Currently, it is still in the early nurturing stage, and follow-up attention is needed on the index credibility and trading liquidity. Currently, computing power futures are still awaiting regulatory review and have not yet been officially listed, so it is difficult to directly contribute to actual performance in the short term. The focus should be on four aspects in the future: first, whether the contract can be smoothly launched; second, whether the Silicon Data GPU rental price index can be accepted by industrial customers; third, whether trading volume and open interest can form effective liquidity after listing; fourth, whether real industrial entities such as AI companies, cloud service providers, and data centers participate in hedging, rather than just engaging in thematic trading with financial funds.
Nanhua Futures is expected to benefit from the increase in overseas business brought by computing power futures. The company has an early overseas layout and has the basic clearing and brokerage services in overseas markets such as CME. If active trading is formed in the future contracts, Nanhua is expected to take on the trading and hedging needs of Chinese AI companies, cloud service providers, data centers, and financial institutions, driving the growth of overseas commission fees and customer margin deposits and further increasing margin-related income.

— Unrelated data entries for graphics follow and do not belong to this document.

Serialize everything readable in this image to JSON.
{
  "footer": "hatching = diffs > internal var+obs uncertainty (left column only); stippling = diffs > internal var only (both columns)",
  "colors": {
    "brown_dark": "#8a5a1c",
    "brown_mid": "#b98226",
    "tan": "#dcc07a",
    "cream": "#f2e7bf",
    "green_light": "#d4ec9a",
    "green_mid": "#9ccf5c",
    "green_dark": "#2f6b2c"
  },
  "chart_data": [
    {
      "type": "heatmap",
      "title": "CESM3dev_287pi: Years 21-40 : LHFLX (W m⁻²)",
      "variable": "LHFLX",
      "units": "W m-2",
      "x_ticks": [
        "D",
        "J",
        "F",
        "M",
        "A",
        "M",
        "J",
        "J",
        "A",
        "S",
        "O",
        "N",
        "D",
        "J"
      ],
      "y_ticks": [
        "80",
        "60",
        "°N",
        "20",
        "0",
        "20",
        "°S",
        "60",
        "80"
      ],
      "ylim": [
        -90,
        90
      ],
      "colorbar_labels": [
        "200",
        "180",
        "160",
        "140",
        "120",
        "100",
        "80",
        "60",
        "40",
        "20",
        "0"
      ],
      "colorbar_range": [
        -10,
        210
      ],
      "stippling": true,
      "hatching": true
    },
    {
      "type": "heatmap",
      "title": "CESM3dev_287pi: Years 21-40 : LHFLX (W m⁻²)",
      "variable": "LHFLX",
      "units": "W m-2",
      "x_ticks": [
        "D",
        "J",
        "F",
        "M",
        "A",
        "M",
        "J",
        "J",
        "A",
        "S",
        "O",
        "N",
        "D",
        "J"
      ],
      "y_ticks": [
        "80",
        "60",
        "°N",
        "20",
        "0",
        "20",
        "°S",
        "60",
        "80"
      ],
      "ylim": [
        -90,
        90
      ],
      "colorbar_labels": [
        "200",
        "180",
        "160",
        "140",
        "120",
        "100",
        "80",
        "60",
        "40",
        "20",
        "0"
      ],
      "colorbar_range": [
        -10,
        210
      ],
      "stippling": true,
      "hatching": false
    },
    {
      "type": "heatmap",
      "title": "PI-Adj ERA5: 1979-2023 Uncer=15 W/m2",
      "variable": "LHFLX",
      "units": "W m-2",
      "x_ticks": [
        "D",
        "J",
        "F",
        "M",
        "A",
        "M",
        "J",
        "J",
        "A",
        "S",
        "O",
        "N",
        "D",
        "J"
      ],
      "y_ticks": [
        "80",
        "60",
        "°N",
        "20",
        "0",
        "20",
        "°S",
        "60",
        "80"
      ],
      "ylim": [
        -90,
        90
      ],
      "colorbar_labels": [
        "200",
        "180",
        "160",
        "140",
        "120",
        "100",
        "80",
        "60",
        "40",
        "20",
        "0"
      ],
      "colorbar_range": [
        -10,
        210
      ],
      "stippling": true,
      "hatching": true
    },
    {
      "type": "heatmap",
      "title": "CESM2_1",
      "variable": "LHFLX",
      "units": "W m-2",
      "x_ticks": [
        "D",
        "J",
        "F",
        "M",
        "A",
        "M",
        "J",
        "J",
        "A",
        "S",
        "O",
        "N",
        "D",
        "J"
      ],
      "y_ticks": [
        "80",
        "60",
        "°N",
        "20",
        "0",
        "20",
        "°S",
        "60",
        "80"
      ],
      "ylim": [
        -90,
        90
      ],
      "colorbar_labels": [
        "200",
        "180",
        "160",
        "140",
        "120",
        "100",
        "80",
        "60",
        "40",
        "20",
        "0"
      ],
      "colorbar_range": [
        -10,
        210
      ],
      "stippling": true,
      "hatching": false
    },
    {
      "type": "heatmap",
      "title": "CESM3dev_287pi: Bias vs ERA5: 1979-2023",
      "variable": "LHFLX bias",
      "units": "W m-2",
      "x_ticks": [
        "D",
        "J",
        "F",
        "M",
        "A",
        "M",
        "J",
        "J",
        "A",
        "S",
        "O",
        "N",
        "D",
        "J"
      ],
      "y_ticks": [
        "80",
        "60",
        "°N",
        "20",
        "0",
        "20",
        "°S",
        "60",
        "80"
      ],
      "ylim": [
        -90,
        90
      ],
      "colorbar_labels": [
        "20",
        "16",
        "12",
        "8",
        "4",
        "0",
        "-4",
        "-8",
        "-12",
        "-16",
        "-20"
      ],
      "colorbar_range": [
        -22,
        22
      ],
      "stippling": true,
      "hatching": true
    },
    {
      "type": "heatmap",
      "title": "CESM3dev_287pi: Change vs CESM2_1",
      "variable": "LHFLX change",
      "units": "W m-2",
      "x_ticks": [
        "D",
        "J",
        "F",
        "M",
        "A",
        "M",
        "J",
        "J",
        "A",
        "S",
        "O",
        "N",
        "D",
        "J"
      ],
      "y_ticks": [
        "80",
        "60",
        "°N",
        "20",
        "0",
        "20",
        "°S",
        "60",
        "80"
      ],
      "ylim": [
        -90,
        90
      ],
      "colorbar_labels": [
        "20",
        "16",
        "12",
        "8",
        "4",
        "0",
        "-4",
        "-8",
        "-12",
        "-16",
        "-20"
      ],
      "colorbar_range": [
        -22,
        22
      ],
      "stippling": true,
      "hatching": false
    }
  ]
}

The continuous expansion of new varieties opens up the growth space of the futures industry. CME plans to launch computing power futures, reflecting that the service boundary of the futures market is expanding from traditional bulk commodities to emerging industries; domestic regulators also continue to emphasize the improvement of the futures market's ability to serve the real economy, with lithium carbonate futures serving the new energy industry chain being a typical case. For futures companies, the addition of new varieties not only brings incremental space for trading volume, commission fees, and customer equity, but more importantly, it broadens the industry boundaries and risk management scenarios of serving customers, promotes the upgrade of business from traditional brokerage channels to comprehensive risk management services for industrial customers, and the logic of long-term industry expansion is still ongoing.
Risk warning: Market fluctuations, new product launch progress is slower than expected, international geopolitical risks.